« … d’au milieu de ces hommes levés,
on vit donc ressurgir les géants oubliés » (Aragon, La Diane française).
Historien et fils du lieutenant-colonel Félix Broche, tué à Bir Hakeim le 9 juin 1942, François Broche vient de publier aux éditions Perrin un ouvrage consacré à la célèbre bataille. Bir Hakeim, tout le monde connait cette station du métro parisien. Mais Bir Hakeim, c’est bien davantage : c’est là-bas qu’en juin 1942, en Lybie, le général Koenig résista aux Allemands et à leurs alliés pendant 15 jours, et ce à un contre dix !
Cette bataille permit ainsi à la huitième armée britannique de se replier en bon ordre. Ce fait d’arme fut non seulement un succès militaire de la France libre et du général de Gaulle, mais aussi une réussite politique. C’était en effet une sacrée réclame pour la France, il y eut 1.500 tués, blessés et prisonniers chez les Français et 272 ennemis furent faits prisonniers, dont 149 Italiens et 123 Allemands.
De nombreuses incertitudes pèsent sur le nombre de pertes humaines de l’Axe. Ainsi que le relève à cet égard l’auteur, les estimations les plus contradictoires et fantaisistes ont été faites.
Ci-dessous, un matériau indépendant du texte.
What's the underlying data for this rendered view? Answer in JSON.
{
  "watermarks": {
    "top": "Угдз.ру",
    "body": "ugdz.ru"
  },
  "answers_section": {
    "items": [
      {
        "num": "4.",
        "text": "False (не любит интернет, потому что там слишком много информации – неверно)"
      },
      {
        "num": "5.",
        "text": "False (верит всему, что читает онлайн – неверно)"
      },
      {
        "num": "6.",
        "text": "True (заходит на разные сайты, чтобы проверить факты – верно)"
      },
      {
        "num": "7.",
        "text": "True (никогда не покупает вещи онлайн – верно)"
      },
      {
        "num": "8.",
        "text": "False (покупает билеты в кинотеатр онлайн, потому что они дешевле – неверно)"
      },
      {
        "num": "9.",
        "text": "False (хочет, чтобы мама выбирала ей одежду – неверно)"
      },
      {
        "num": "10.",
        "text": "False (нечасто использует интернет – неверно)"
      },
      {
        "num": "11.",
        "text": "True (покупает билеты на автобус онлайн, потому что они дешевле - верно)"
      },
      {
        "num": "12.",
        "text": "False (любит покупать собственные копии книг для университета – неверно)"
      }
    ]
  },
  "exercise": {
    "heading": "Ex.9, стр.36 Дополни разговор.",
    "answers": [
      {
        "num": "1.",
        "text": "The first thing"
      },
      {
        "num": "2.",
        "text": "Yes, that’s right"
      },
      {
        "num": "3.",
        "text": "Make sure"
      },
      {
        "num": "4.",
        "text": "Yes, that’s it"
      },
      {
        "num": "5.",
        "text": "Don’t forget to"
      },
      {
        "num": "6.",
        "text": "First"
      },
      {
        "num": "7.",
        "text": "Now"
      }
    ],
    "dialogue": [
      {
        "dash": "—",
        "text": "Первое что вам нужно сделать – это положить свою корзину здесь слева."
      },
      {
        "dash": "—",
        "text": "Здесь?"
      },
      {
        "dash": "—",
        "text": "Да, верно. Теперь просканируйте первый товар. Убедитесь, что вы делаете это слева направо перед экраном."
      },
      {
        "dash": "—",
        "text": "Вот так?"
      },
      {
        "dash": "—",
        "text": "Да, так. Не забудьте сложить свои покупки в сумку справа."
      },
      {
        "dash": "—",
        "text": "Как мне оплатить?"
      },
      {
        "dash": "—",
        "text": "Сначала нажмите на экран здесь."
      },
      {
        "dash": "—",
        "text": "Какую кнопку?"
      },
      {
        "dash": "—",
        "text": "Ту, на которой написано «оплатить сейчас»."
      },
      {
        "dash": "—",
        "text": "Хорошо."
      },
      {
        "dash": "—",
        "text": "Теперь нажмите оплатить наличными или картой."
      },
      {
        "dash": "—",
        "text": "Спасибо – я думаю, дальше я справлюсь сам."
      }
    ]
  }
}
A coup sûr, le bilan est néanmoins très élevé, car les effectifs des forces engagée sur ce théâtre d’opération avaient été très nombreux (plus de 30.000 soldats).
Les pertes matérielles furent, elles aussi, extrêmement lourdes: 52 chars, 11 automitrailleuses, 5 canons, plusieurs dizaines de camions détruits ainsi qu’une dizaine d’avions abattus par la DCA de la France Libre. Sur le plan stratégique, ce fut également un succès ! L’Afrikakorps dirigé par Rommel y subit un retard qu’il ne rattrapa jamais. Durant cette bataille, Rommel commit une erreur stratégique d’envergure en surestimant l’importance de Bir Hakeim. Pour Sir Winston Churchill, sans Bir Hakeim, la Seconde Guerre mondiale aurait duré deux années de plus.
Bir Hakeim connut un retentissement dans le monde entier. Dans la bibliographie qu’il a consacrée à Rommel, l’historien allemand Lutz Koch cite d’ailleurs cet hommage paradoxal du Führer: « c’est bien une nouvelle preuve de la thèse que j’ai toujours soutenue, à savoir que les Français sont, après nous, les meilleurs soldats de toute l’Europe. (…) Il nous faudra absolument, après cette guerre, nouer une coalition capable de contenir militairement un pays capable d’accomplir des prouesses sur le plan militaire qui étonnent le monde comme à Bir Hakeim ».
En effet, des groupes de Résistants français s’y illustrèrent. Tous les participants à ce fait d’arme connurent la gloire, comme par exemple le général Koenig qui fut fait maréchal à titre posthume en 1984. Ce succès permit à la France de commencer sa renaissance, sa régénération. Cette victoire renforça la détermination des Alliés au moment où ceux-ci connaissaient de grandes difficultés. Bir Hakeim apporta la preuve « qu’on peut espérer contre toute espérance. Et ce n’est pas la moindre des leçons que nous ont laissées ceux qui y combattirent. (…) Pour eux, tout est fini. Pour nous, tout commence. Par nous, si nous le voulons fermement, la France invaincue demeurera toujours » (RP Savey).
Au cours de cet ouvrage très documenté, François Broche revient sur les grands enjeux de la bataille ainsi que sur son contexte. Ensuite, après le récit linéaire de la bataille, certains points particuliers sont abordés. Il s’agit, tout d’abord, de saisir pourquoi Rommel s’obstina à vouloir prendre Bir Hakeim. L’historien se demande également si Koenig était le seul vainqueur et si Koenig céda au désespoir et voulut se rendre aux Allemands.
Comportant de nombreuses notes permettant d’approfondir le sujet, cet ouvrage est très agréable à lire.